Ingredients
Equipment
Method
Preparation Steps:
- Preheat your oven to 350°F (175°C). Crush the 20 Oreo cookies into fine crumbs and mix with 1/2 cup melted butter. Press into the bottom of a lined 9x9 inch baking pan.
- Bake the crust for 10 minutes, then let it cool.
- In a large mixing bowl, combine softened cream cheese and 1 cup granulated sugar. Beat until smooth, then add sour cream, eggs, mint extract, and food coloring.

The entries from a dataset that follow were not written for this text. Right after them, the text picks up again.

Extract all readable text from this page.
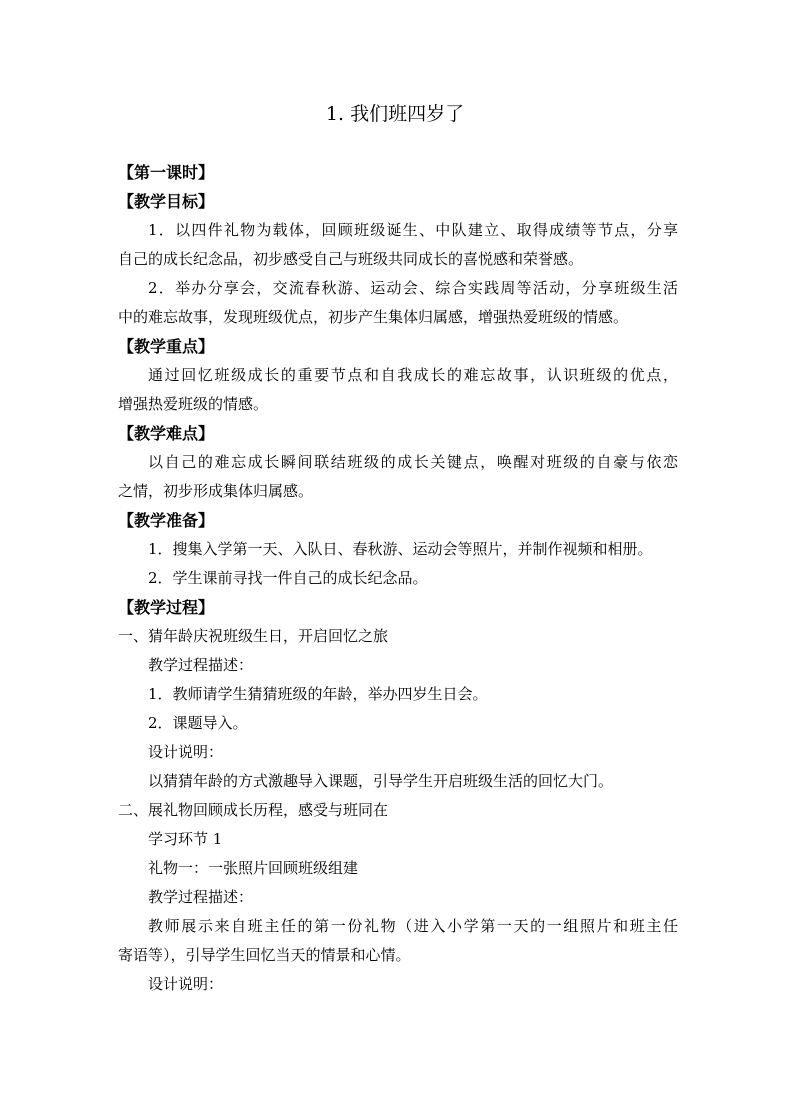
1. 我们班四岁了
【第一课时】
【教学目标】
1．以四件礼物为载体，回顾班级诞生、中队建立、取得成绩等节点，分享
自己的成长纪念品，初步感受自己与班级共同成长的喜悦感和荣誉感。
2．举办分享会，交流春秋游、运动会、综合实践周等活动，分享班级生活
中的难忘故事，发现班级优点，初步产生集体归属感，增强热爱班级的情感。
【教学重点】
通过回忆班级成长的重要节点和自我成长的难忘故事，认识班级的优点，
增强热爱班级的情感。
【教学难点】
以自己的难忘成长瞬间联结班级的成长关键点，唤醒对班级的自豪与依恋
之情，初步形成集体归属感。
【教学准备】
1．搜集入学第一天、入队日、春秋游、运动会等照片，并制作视频和相册。
2．学生课前寻找一件自己的成长纪念品。
【教学过程】
一、猜年龄庆祝班级生日，开启回忆之旅
教学过程描述：
1．教师请学生猜猜班级的年龄，举办四岁生日会。
2．课题导入。
设计说明：
以猜猜年龄的方式激趣导入课题，引导学生开启班级生活的回忆大门。
二、展礼物回顾成长历程，感受与班同在
学习环节 1
礼物一：一张照片回顾班级组建
教学过程描述：
教师展示来自班主任的第一份礼物（进入小学第一天的一组照片和班主任
寄语等），引导学生回忆当天的情景和心情。
设计说明：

Mix until fully incorporated.
- Pour the cheesecake filling over the cooled crust and bake for 35-40 minutes until the center is set.
- Turn off the oven and leave the cheesecake inside for an additional hour to cool gradually, then refrigerate for at least 4 hours.
- Make the whipped cream topping by beating 2/3 cup cold heavy cream with 3 tablespoons powdered sugar until soft peaks form. Spread over chilled cheesecake.
- Slice the cheesecake into bars and serve chilled.
Notes
- Store in an airtight container in the refrigerator for up to 5 days.
- These bars freeze well for up to 3 months; thaw in the refrigerator before serving.
- For a festive touch, top with crushed candy canes during the holidays.